You cannot reduce what was never measured. Control starts with seeing, and evolves into watching:

  1. Inventory what is exposedTake stock of the devices, accounts, and services reachable from outside. An exposure assessment already reveals points no one remembered existed.
  2. Cut the excessTurn off what is unused, remove old accounts, and close open remote access. It is the fastest, cheapest reduction of the surface.
  3. Apply least privilegeReduce what each account can reach. Even if a point is breached, the surface it exposes stays small.
  4. Keep watchingThe surface changes constantly. Treat the inventory as something living, reviewed and monitored, not a photo taken once.

In practice

Ask your team: how many devices, accounts, and services are reachable from the internet right now?

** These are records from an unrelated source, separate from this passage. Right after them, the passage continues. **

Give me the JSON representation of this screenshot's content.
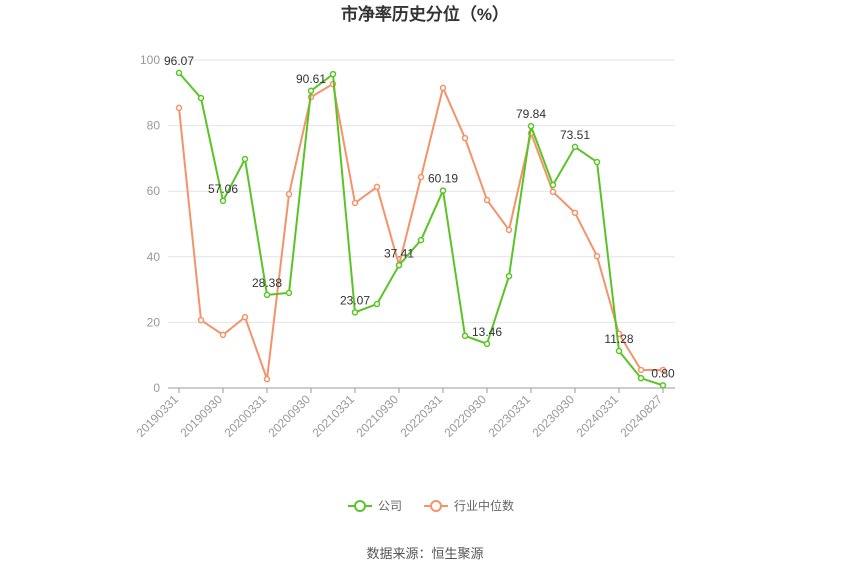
{
  "chart_data": {
    "type": "line",
    "title": "市净率历史分位（%）",
    "source": "数据来源：恒生聚源",
    "categories": [
      "20190331",
      null,
      "20190930",
      null,
      "20200331",
      null,
      "20200930",
      null,
      "20210331",
      null,
      "20210930",
      null,
      "20220331",
      null,
      "20220930",
      null,
      "20230331",
      null,
      "20230930",
      null,
      "20240331",
      null,
      "20240827"
    ],
    "series": [
      {
        "name": "公司",
        "color": "#5ac426",
        "values": [
          96.07,
          88.4,
          57.06,
          69.8,
          28.38,
          29.0,
          90.61,
          95.7,
          23.07,
          25.6,
          37.41,
          45.1,
          60.19,
          15.9,
          13.46,
          34.1,
          79.84,
          61.9,
          73.51,
          68.9,
          11.28,
          3.0,
          0.8
        ],
        "value_labels": [
          "96.07",
          null,
          "57.06",
          null,
          "28.38",
          null,
          "90.61",
          null,
          "23.07",
          null,
          "37.41",
          null,
          "60.19",
          null,
          "13.46",
          null,
          "79.84",
          null,
          "73.51",
          null,
          "11.28",
          null,
          "0.80"
        ]
      },
      {
        "name": "行业中位数",
        "color": "#f4936a",
        "values": [
          85.4,
          20.7,
          16.2,
          21.6,
          2.7,
          59.1,
          88.7,
          92.7,
          56.4,
          61.3,
          37.5,
          64.3,
          91.5,
          76.2,
          57.3,
          48.2,
          77.7,
          59.8,
          53.4,
          40.2,
          16.5,
          5.5,
          5.5
        ]
      }
    ],
    "ylim": [
      0,
      100
    ],
    "yticks": [
      0,
      20,
      40,
      60,
      80,
      100
    ],
    "grid": true,
    "legend": "bottom"
  }
}
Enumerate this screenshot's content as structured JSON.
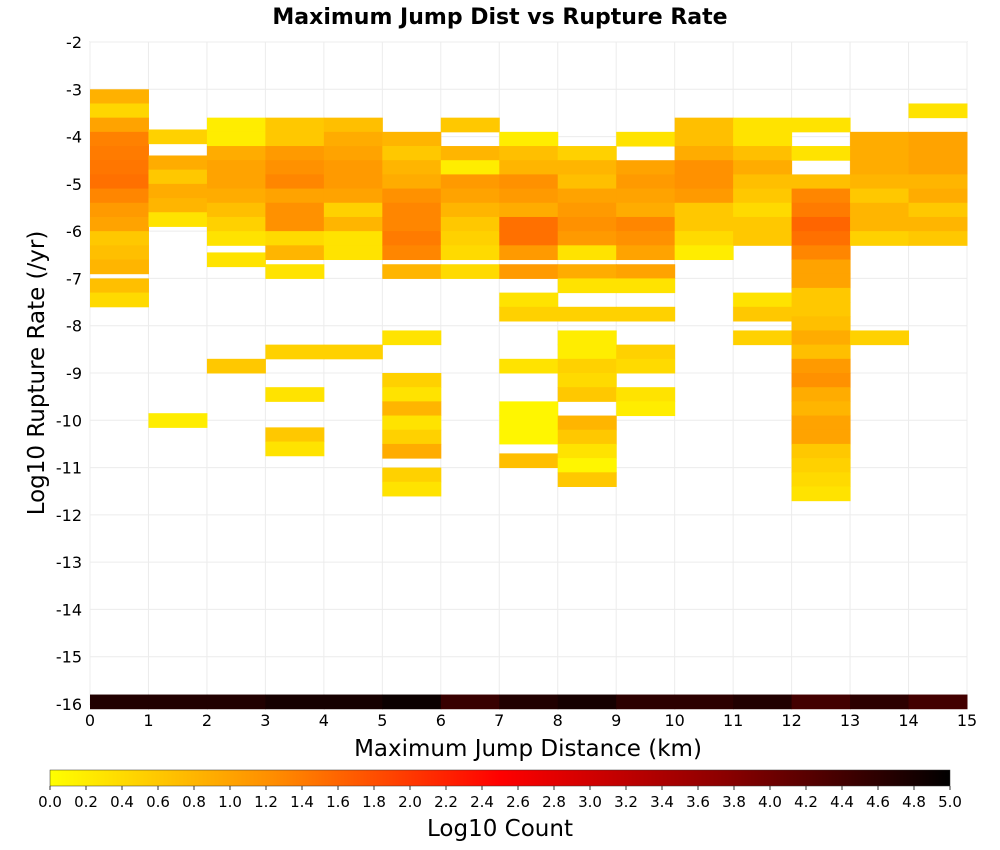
{
  "chart_data": {
    "type": "heatmap",
    "title": "Maximum Jump Dist vs Rupture Rate",
    "xlabel": "Maximum Jump Distance (km)",
    "ylabel": "Log10 Rupture Rate (/yr)",
    "xlim": [
      0,
      15
    ],
    "ylim": [
      -16,
      -2
    ],
    "x_ticks": [
      "0",
      "1",
      "2",
      "3",
      "4",
      "5",
      "6",
      "7",
      "8",
      "9",
      "10",
      "11",
      "12",
      "13",
      "14",
      "15"
    ],
    "y_ticks": [
      "-2",
      "-3",
      "-4",
      "-5",
      "-6",
      "-7",
      "-8",
      "-9",
      "-10",
      "-11",
      "-12",
      "-13",
      "-14",
      "-15",
      "-16"
    ],
    "x_bin_width": 1,
    "y_bin_height": 0.3,
    "grid": true,
    "colorbar": {
      "label": "Log10 Count",
      "range": [
        0,
        5
      ],
      "ticks": [
        "0.0",
        "0.2",
        "0.4",
        "0.6",
        "0.8",
        "1.0",
        "1.2",
        "1.4",
        "1.6",
        "1.8",
        "2.0",
        "2.2",
        "2.4",
        "2.6",
        "2.8",
        "3.0",
        "3.2",
        "3.4",
        "3.6",
        "3.8",
        "4.0",
        "4.2",
        "4.4",
        "4.6",
        "4.8",
        "5.0"
      ],
      "colors": [
        "#ffff00",
        "#ff8c00",
        "#ff0000",
        "#8b0000",
        "#000000"
      ]
    },
    "columns": [
      {
        "x": 0,
        "cells": [
          [
            -3.15,
            0.85
          ],
          [
            -3.45,
            0.45
          ],
          [
            -3.75,
            1.0
          ],
          [
            -4.05,
            1.35
          ],
          [
            -4.35,
            1.4
          ],
          [
            -4.65,
            1.45
          ],
          [
            -4.95,
            1.5
          ],
          [
            -5.25,
            1.3
          ],
          [
            -5.55,
            1.1
          ],
          [
            -5.85,
            1.0
          ],
          [
            -6.15,
            0.6
          ],
          [
            -6.45,
            0.7
          ],
          [
            -6.75,
            0.8
          ],
          [
            -7.15,
            0.7
          ],
          [
            -7.45,
            0.4
          ],
          [
            -15.95,
            4.7
          ]
        ]
      },
      {
        "x": 1,
        "cells": [
          [
            -4.0,
            0.5
          ],
          [
            -4.55,
            0.9
          ],
          [
            -4.85,
            0.6
          ],
          [
            -5.15,
            0.9
          ],
          [
            -5.45,
            0.8
          ],
          [
            -5.75,
            0.3
          ],
          [
            -10.0,
            0.2
          ],
          [
            -15.95,
            4.7
          ]
        ]
      },
      {
        "x": 2,
        "cells": [
          [
            -3.75,
            0.2
          ],
          [
            -4.05,
            0.2
          ],
          [
            -4.35,
            0.9
          ],
          [
            -4.65,
            1.0
          ],
          [
            -4.95,
            1.0
          ],
          [
            -5.25,
            0.9
          ],
          [
            -5.55,
            0.7
          ],
          [
            -5.85,
            0.5
          ],
          [
            -6.15,
            0.3
          ],
          [
            -6.6,
            0.3
          ],
          [
            -8.85,
            0.6
          ],
          [
            -15.95,
            4.7
          ]
        ]
      },
      {
        "x": 3,
        "cells": [
          [
            -3.75,
            0.6
          ],
          [
            -4.05,
            0.6
          ],
          [
            -4.35,
            1.1
          ],
          [
            -4.65,
            1.2
          ],
          [
            -4.95,
            1.3
          ],
          [
            -5.25,
            1.0
          ],
          [
            -5.55,
            1.2
          ],
          [
            -5.85,
            1.2
          ],
          [
            -6.15,
            0.4
          ],
          [
            -6.45,
            0.8
          ],
          [
            -6.85,
            0.3
          ],
          [
            -8.55,
            0.5
          ],
          [
            -9.45,
            0.3
          ],
          [
            -10.3,
            0.6
          ],
          [
            -10.6,
            0.3
          ],
          [
            -15.95,
            4.8
          ]
        ]
      },
      {
        "x": 4,
        "cells": [
          [
            -3.75,
            0.7
          ],
          [
            -4.05,
            0.9
          ],
          [
            -4.35,
            1.0
          ],
          [
            -4.65,
            1.1
          ],
          [
            -4.95,
            1.1
          ],
          [
            -5.25,
            1.0
          ],
          [
            -5.55,
            0.5
          ],
          [
            -5.85,
            0.8
          ],
          [
            -6.15,
            0.3
          ],
          [
            -6.45,
            0.3
          ],
          [
            -8.55,
            0.5
          ],
          [
            -15.95,
            4.8
          ]
        ]
      },
      {
        "x": 5,
        "cells": [
          [
            -4.05,
            0.8
          ],
          [
            -4.35,
            0.6
          ],
          [
            -4.65,
            0.8
          ],
          [
            -4.95,
            0.9
          ],
          [
            -5.25,
            1.2
          ],
          [
            -5.55,
            1.3
          ],
          [
            -5.85,
            1.3
          ],
          [
            -6.15,
            1.4
          ],
          [
            -6.45,
            1.3
          ],
          [
            -6.85,
            0.8
          ],
          [
            -8.25,
            0.3
          ],
          [
            -9.15,
            0.5
          ],
          [
            -9.45,
            0.3
          ],
          [
            -9.75,
            0.8
          ],
          [
            -10.05,
            0.3
          ],
          [
            -10.35,
            0.5
          ],
          [
            -10.65,
            0.9
          ],
          [
            -11.15,
            0.5
          ],
          [
            -11.45,
            0.3
          ],
          [
            -15.95,
            4.9
          ]
        ]
      },
      {
        "x": 6,
        "cells": [
          [
            -3.75,
            0.6
          ],
          [
            -4.35,
            0.8
          ],
          [
            -4.65,
            0.2
          ],
          [
            -4.95,
            1.1
          ],
          [
            -5.25,
            1.0
          ],
          [
            -5.55,
            0.8
          ],
          [
            -5.85,
            0.6
          ],
          [
            -6.15,
            0.5
          ],
          [
            -6.45,
            0.4
          ],
          [
            -6.85,
            0.4
          ],
          [
            -15.95,
            4.5
          ]
        ]
      },
      {
        "x": 7,
        "cells": [
          [
            -4.05,
            0.2
          ],
          [
            -4.35,
            0.7
          ],
          [
            -4.65,
            0.8
          ],
          [
            -4.95,
            1.2
          ],
          [
            -5.25,
            1.1
          ],
          [
            -5.55,
            0.9
          ],
          [
            -5.85,
            1.5
          ],
          [
            -6.15,
            1.5
          ],
          [
            -6.45,
            1.1
          ],
          [
            -6.85,
            1.1
          ],
          [
            -7.45,
            0.3
          ],
          [
            -7.75,
            0.5
          ],
          [
            -8.85,
            0.3
          ],
          [
            -9.75,
            0.1
          ],
          [
            -10.05,
            0.1
          ],
          [
            -10.35,
            0.1
          ],
          [
            -10.85,
            0.7
          ],
          [
            -15.95,
            4.7
          ]
        ]
      },
      {
        "x": 8,
        "cells": [
          [
            -4.35,
            0.5
          ],
          [
            -4.65,
            0.8
          ],
          [
            -4.95,
            0.7
          ],
          [
            -5.25,
            1.0
          ],
          [
            -5.55,
            1.1
          ],
          [
            -5.85,
            1.2
          ],
          [
            -6.15,
            1.1
          ],
          [
            -6.45,
            0.3
          ],
          [
            -6.85,
            0.9
          ],
          [
            -7.15,
            0.3
          ],
          [
            -7.75,
            0.5
          ],
          [
            -8.25,
            0.2
          ],
          [
            -8.55,
            0.2
          ],
          [
            -8.85,
            0.5
          ],
          [
            -9.15,
            0.4
          ],
          [
            -9.45,
            0.6
          ],
          [
            -10.05,
            0.8
          ],
          [
            -10.35,
            0.6
          ],
          [
            -10.65,
            0.3
          ],
          [
            -10.95,
            0.1
          ],
          [
            -11.25,
            0.6
          ],
          [
            -15.95,
            4.8
          ]
        ]
      },
      {
        "x": 9,
        "cells": [
          [
            -4.05,
            0.3
          ],
          [
            -4.65,
            1.0
          ],
          [
            -4.95,
            1.1
          ],
          [
            -5.25,
            1.0
          ],
          [
            -5.55,
            0.9
          ],
          [
            -5.85,
            1.3
          ],
          [
            -6.15,
            1.2
          ],
          [
            -6.45,
            1.0
          ],
          [
            -6.85,
            1.0
          ],
          [
            -7.15,
            0.3
          ],
          [
            -7.75,
            0.5
          ],
          [
            -8.55,
            0.5
          ],
          [
            -8.85,
            0.4
          ],
          [
            -9.45,
            0.3
          ],
          [
            -9.75,
            0.2
          ],
          [
            -15.95,
            4.6
          ]
        ]
      },
      {
        "x": 10,
        "cells": [
          [
            -3.75,
            0.7
          ],
          [
            -4.05,
            0.7
          ],
          [
            -4.35,
            0.9
          ],
          [
            -4.65,
            1.2
          ],
          [
            -4.95,
            1.2
          ],
          [
            -5.25,
            1.1
          ],
          [
            -5.55,
            0.6
          ],
          [
            -5.85,
            0.6
          ],
          [
            -6.15,
            0.4
          ],
          [
            -6.45,
            0.2
          ],
          [
            -15.95,
            4.6
          ]
        ]
      },
      {
        "x": 11,
        "cells": [
          [
            -3.75,
            0.3
          ],
          [
            -4.05,
            0.3
          ],
          [
            -4.35,
            0.7
          ],
          [
            -4.65,
            0.9
          ],
          [
            -4.95,
            0.7
          ],
          [
            -5.25,
            0.6
          ],
          [
            -5.55,
            0.4
          ],
          [
            -5.85,
            0.6
          ],
          [
            -6.15,
            0.6
          ],
          [
            -7.45,
            0.3
          ],
          [
            -7.75,
            0.6
          ],
          [
            -8.25,
            0.5
          ],
          [
            -15.95,
            4.7
          ]
        ]
      },
      {
        "x": 12,
        "cells": [
          [
            -3.75,
            0.3
          ],
          [
            -4.35,
            0.3
          ],
          [
            -4.95,
            0.7
          ],
          [
            -5.25,
            1.3
          ],
          [
            -5.55,
            1.4
          ],
          [
            -5.85,
            1.6
          ],
          [
            -6.15,
            1.5
          ],
          [
            -6.45,
            1.3
          ],
          [
            -6.75,
            1.0
          ],
          [
            -7.05,
            1.0
          ],
          [
            -7.35,
            0.6
          ],
          [
            -7.65,
            0.6
          ],
          [
            -7.95,
            0.7
          ],
          [
            -8.25,
            0.9
          ],
          [
            -8.55,
            0.7
          ],
          [
            -8.85,
            1.1
          ],
          [
            -9.15,
            1.2
          ],
          [
            -9.45,
            0.9
          ],
          [
            -9.75,
            0.8
          ],
          [
            -10.05,
            1.0
          ],
          [
            -10.35,
            1.0
          ],
          [
            -10.65,
            0.6
          ],
          [
            -10.95,
            0.5
          ],
          [
            -11.25,
            0.4
          ],
          [
            -11.55,
            0.3
          ],
          [
            -15.95,
            4.4
          ]
        ]
      },
      {
        "x": 13,
        "cells": [
          [
            -4.05,
            0.9
          ],
          [
            -4.35,
            0.9
          ],
          [
            -4.65,
            0.9
          ],
          [
            -4.95,
            0.8
          ],
          [
            -5.25,
            0.6
          ],
          [
            -5.55,
            0.8
          ],
          [
            -5.85,
            0.8
          ],
          [
            -6.15,
            0.5
          ],
          [
            -8.25,
            0.5
          ],
          [
            -15.95,
            4.6
          ]
        ]
      },
      {
        "x": 14,
        "cells": [
          [
            -3.45,
            0.3
          ],
          [
            -4.05,
            1.0
          ],
          [
            -4.35,
            1.0
          ],
          [
            -4.65,
            1.0
          ],
          [
            -4.95,
            0.8
          ],
          [
            -5.25,
            0.9
          ],
          [
            -5.55,
            0.6
          ],
          [
            -5.85,
            0.8
          ],
          [
            -6.15,
            0.6
          ],
          [
            -15.95,
            4.4
          ]
        ]
      }
    ]
  }
}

If no one knows the exact number, that uncertainty is the size of your unwatched attack surface.

How Zamak reduces your attack surface

Zamak Technologies helps your company see and shrink the attack surface: it maps what is exposed, cuts the excess, applies least privilege, and keeps continuous watch as part of managed cybersecurity in the Zamak Method, always alongside your internal IT team. A good starting point is a reading of your current exposure with the AI exposure check and the cybersecurity self-assessment.

Frequently asked questions about attack surface

What is the difference between an attack surface and an attack vector?
The attack surface is the set of all possible entry points. The attack vector is the specific path the attacker uses through one of those points (a phishing email, a stolen password, an unpatched flaw). The surface is the map; the vector is the chosen route.
How do you shrink the attack surface?
By reducing the number of exposed points: turning off unused services, removing old accounts, closing open remote access, applying least privilege, and keeping patches up to date. Every point eliminated is one less door for the attacker.
Does remote work increase the attack surface?
Yes. With people, devices, and data outside the office, the surface no longer stops at the company walls and now includes homes, phones, and cloud services. It is one of the biggest drivers of surface growth today.
What is attack surface management (ASM)?
It is the practice of continuously discovering, cataloging, and monitoring everything that is exposed, especially what can be seen from outside the company. It exists to find the forgotten points before an attacker does.
Does a small business have a large attack surface?
It can. All it takes is cloud, remote work, personal devices, and a few unmanaged online services. The size of the surface depends on how many points are exposed and unwatched, not on the size of the company.